Тем временем в Каблешково опьяненные успехом каратели продолжали пожинать плоды легкой победы над беззащитным селом. Возле пепелища собственного дома Еню Иванов был вынужден выставить угощение для подпоручика Величкова и его подручных. На прощание жандармы поблагодарили хозяина, издевательски изображая из себя званых и желанных гостей. При этом они, конечно, не ограничились только угощением — впереди них ехала телега с награбленным добром. Один из жандармов бережно нес в руках радиоприемник — личный трофей подпоручика Величкова.
Много доброго вина и двенадцать отборных ягнят по распоряжению капитана Русева были реквизированы у жителей Каблешково для организации коллективной попойки по случаю удачно проведенной операции. Немалая часть награбленных продуктов попала затем в дома старших офицеров жандармерии. Естественно, что позднее, во время заседаний Народного суда, участники грабежей в Каблешково вдруг как-то разом все «забыли». Так, Косю Владев заявил: «Я видел, что в грузовиках находились ягнята, но мне не было известно, для чего они предназначены». Он, конечно, «забыл», что один из самых упитанных ягнят попал как раз к нему домой. И вообще, надо сказать, что после победы революции «провалы памяти» у начальника разведывательной группы жандармерии стали случаться довольно часто. При помощи свидетелей Косю Владеву пришлось все-таки припомнить кое-какие подробности, но он всячески отрицал личную корысть, утверждая, будто продукты были взяты, чтобы накормить жандармов. По его версии получалось, что монархо-фашистской власти, которая, не скупясь, раздавала щедрые награды за совершаемые карателями преступления, нечем было кормить свое жандармское воинство, так что заботу о пропитании приходилось брать на себя ему, Косю Владеву, шефу жандармской разведгруппы.

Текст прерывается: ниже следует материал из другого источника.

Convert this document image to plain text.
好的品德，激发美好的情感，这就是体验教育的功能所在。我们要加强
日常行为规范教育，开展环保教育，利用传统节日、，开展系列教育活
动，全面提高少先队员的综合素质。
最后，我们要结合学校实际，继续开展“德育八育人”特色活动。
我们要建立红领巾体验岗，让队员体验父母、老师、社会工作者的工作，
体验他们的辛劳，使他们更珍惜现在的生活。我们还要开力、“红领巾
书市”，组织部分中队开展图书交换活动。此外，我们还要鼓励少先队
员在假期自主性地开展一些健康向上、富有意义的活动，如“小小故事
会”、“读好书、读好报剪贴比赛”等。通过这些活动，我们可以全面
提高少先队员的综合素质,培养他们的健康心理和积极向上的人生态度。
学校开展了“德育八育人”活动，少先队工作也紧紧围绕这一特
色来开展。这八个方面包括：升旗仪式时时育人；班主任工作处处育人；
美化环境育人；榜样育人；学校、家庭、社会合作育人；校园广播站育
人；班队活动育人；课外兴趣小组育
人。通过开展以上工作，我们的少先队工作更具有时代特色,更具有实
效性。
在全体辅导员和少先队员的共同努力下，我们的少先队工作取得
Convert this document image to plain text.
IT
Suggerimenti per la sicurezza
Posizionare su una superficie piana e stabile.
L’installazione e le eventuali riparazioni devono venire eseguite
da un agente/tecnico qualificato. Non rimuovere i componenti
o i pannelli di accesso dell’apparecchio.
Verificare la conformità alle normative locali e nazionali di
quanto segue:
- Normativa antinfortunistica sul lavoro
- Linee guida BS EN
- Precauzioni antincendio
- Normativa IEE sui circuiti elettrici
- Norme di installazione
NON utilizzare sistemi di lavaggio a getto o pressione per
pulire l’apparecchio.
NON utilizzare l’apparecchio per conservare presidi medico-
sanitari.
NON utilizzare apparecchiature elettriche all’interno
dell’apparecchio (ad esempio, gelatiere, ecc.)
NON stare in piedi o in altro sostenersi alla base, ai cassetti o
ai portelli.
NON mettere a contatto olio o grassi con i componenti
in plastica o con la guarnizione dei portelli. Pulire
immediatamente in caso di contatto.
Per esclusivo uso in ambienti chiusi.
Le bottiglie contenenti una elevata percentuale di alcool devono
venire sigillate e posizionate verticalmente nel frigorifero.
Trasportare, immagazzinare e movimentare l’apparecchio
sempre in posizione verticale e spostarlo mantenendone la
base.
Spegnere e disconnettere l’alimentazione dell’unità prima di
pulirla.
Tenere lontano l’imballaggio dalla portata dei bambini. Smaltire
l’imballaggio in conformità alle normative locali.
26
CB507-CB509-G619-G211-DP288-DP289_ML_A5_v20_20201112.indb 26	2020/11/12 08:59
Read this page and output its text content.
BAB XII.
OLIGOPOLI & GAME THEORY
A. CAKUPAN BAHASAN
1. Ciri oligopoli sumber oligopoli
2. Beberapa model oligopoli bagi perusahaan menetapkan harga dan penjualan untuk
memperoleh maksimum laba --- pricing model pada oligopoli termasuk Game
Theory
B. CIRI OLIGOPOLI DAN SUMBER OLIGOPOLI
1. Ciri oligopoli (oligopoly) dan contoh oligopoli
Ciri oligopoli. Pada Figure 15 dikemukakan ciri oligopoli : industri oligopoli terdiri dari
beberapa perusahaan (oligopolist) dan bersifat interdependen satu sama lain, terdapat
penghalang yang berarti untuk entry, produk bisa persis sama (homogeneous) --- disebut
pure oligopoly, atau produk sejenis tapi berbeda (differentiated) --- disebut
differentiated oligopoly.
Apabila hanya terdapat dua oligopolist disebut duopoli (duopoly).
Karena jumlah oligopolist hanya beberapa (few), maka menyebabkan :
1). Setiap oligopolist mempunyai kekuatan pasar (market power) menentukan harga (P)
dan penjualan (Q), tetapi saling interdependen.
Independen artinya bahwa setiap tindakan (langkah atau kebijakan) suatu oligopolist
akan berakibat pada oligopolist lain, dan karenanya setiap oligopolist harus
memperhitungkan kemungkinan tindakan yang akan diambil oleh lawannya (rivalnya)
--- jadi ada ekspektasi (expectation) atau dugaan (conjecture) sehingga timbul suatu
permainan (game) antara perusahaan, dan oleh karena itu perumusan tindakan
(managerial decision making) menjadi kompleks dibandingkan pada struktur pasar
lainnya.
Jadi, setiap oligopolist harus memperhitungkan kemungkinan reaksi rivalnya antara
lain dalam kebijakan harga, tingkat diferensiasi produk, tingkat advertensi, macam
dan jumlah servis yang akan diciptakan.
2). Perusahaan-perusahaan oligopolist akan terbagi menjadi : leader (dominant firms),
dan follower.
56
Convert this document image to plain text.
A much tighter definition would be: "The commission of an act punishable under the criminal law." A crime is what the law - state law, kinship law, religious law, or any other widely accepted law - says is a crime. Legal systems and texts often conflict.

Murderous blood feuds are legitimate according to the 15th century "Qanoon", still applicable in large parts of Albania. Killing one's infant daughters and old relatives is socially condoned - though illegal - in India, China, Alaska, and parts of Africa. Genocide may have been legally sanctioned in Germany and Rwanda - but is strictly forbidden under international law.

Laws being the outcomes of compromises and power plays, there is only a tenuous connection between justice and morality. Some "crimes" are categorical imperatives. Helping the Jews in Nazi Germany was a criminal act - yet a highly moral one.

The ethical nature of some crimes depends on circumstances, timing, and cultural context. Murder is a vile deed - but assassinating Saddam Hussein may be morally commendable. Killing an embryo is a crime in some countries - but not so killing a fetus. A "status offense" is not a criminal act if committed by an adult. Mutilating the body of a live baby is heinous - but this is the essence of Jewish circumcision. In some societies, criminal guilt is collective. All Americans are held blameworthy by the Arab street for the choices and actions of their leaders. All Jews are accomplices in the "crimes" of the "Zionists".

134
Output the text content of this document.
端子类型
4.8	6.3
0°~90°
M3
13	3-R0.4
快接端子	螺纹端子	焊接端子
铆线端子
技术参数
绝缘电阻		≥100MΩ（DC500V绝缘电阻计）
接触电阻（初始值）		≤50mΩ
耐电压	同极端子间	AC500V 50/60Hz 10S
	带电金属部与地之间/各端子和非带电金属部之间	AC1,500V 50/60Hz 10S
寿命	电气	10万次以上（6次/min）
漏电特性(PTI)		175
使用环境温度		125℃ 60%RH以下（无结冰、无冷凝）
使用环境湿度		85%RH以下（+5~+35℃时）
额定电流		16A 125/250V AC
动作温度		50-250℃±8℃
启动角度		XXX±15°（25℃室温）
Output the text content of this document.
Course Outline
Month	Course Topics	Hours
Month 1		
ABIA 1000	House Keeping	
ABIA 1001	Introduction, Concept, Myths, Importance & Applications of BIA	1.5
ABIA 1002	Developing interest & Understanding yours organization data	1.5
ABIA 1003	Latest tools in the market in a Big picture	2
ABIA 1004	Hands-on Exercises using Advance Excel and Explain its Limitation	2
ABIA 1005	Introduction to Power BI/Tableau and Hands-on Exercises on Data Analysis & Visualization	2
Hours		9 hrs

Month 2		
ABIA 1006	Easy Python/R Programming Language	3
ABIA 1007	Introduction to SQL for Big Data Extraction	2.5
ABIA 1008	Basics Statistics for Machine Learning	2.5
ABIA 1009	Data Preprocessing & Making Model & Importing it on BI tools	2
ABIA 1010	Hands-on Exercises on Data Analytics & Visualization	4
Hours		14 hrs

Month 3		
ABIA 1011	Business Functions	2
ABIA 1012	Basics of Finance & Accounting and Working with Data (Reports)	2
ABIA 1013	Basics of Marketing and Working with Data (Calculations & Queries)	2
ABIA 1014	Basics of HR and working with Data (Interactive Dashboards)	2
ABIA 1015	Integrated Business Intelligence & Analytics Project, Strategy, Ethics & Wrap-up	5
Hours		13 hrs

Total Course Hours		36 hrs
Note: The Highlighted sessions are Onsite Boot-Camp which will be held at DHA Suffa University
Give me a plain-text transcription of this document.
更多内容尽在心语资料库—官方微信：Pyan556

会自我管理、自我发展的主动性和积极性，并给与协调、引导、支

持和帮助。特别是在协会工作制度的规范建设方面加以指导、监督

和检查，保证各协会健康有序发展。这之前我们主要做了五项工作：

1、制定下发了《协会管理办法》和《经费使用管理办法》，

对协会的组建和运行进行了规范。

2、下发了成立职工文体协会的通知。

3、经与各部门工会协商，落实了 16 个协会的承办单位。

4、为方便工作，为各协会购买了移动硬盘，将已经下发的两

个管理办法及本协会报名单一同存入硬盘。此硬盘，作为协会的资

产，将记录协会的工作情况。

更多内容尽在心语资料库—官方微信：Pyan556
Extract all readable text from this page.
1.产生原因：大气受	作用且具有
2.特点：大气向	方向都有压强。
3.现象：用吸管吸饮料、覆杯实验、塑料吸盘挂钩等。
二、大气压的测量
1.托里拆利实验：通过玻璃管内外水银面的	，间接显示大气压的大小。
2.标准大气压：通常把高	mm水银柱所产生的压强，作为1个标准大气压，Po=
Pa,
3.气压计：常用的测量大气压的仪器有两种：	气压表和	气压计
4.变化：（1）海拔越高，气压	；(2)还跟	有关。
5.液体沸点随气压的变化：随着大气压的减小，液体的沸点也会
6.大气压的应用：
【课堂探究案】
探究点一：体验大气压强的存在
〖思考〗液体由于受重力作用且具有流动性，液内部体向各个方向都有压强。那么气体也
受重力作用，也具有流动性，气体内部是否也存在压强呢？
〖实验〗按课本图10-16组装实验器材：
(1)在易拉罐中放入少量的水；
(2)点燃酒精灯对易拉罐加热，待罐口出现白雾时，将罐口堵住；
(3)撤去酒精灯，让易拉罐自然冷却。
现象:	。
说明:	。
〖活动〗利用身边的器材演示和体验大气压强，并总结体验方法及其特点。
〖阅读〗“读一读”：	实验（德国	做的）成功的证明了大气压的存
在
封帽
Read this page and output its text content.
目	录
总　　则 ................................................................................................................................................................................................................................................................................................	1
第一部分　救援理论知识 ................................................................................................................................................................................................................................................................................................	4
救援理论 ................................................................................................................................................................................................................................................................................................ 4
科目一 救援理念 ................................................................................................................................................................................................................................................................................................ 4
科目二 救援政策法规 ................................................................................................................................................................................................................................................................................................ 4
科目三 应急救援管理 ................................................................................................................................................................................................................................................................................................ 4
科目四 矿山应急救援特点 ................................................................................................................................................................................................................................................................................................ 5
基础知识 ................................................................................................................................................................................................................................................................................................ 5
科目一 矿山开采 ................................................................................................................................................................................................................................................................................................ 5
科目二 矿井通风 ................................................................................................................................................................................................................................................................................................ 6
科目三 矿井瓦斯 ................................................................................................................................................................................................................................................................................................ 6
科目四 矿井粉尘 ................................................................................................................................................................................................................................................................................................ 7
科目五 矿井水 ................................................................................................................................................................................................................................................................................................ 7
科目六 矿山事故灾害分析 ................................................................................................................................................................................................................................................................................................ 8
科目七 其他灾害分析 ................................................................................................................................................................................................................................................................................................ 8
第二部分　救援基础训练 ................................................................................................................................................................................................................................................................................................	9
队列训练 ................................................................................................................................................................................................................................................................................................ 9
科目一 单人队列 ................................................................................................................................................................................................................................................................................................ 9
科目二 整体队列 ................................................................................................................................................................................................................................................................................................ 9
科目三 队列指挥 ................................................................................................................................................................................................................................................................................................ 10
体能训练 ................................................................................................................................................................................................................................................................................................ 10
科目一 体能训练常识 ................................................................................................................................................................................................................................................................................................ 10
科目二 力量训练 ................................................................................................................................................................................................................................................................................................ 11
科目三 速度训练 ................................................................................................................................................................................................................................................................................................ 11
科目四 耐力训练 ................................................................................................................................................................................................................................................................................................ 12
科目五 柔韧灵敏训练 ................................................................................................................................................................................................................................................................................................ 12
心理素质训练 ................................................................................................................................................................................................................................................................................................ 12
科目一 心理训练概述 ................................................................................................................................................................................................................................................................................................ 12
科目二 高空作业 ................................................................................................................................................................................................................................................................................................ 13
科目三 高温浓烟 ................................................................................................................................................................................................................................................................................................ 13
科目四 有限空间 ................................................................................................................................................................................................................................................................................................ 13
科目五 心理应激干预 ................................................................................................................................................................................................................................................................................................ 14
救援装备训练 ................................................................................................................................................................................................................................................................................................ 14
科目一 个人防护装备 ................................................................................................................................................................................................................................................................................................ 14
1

И потянулись к Бургасу подводы с награбленными продуктами и вещами из разных городов и сел, где приходилось орудовать головорезам капитана Русева. Постепенно здание училища, в котором размещался штаб, превратилось в вещевой и продовольственный склад третьего батальона жандармерии, а фактически банды мародеров и грабителей.
Незваные гости покинули Каблешково лишь поздно ночью. Вдалеке угадывалась лунная дорожка, бегущая поморю. Но среди жандармов не было сентиментальных людей, способных любоваться окрестными красотами. Больше всего их занимали события минувшего дня и предстоящий дележ добычи. В строю шагал и довольно улыбавшийся Драгия Янков, вновь сумевший стать героем дня. А впереди батальон ждала новая боевая задача, которую капитан Русев уже уточнял в штабе дивизии.
Генерал из Варны объезжал богом забытые села с целой свитой сопровождающих лиц. Не меньшую активность проявлял и генерал из Сливена. Стремясь поднять боевой дух войск и лишить партизан поддержки населения, оба генерала выступали повсюду с речами, содержащими в основном угрозы и предостережения. Оба клялись, что в самое ближайшее время с коммунистами и партизанами в Болгарии будет окончательно покончено. «Несдобровать этим бандитам из отряда Лыскова, коль генералы взялись за дело», — довольно потирали руки сельские кметы и местные богатеи. Капитан Русев с одинаковой готовностью исполнял приказы обоих генералов, сохраняя при этом и определенную свободу действий. Триста пятнадцать бывших полицейских и сто пятьдесят новобранцев беспрекословно подчинялись его приказам. Чего же еще желать добросовестно несущему свою службу командиру жандармерии?!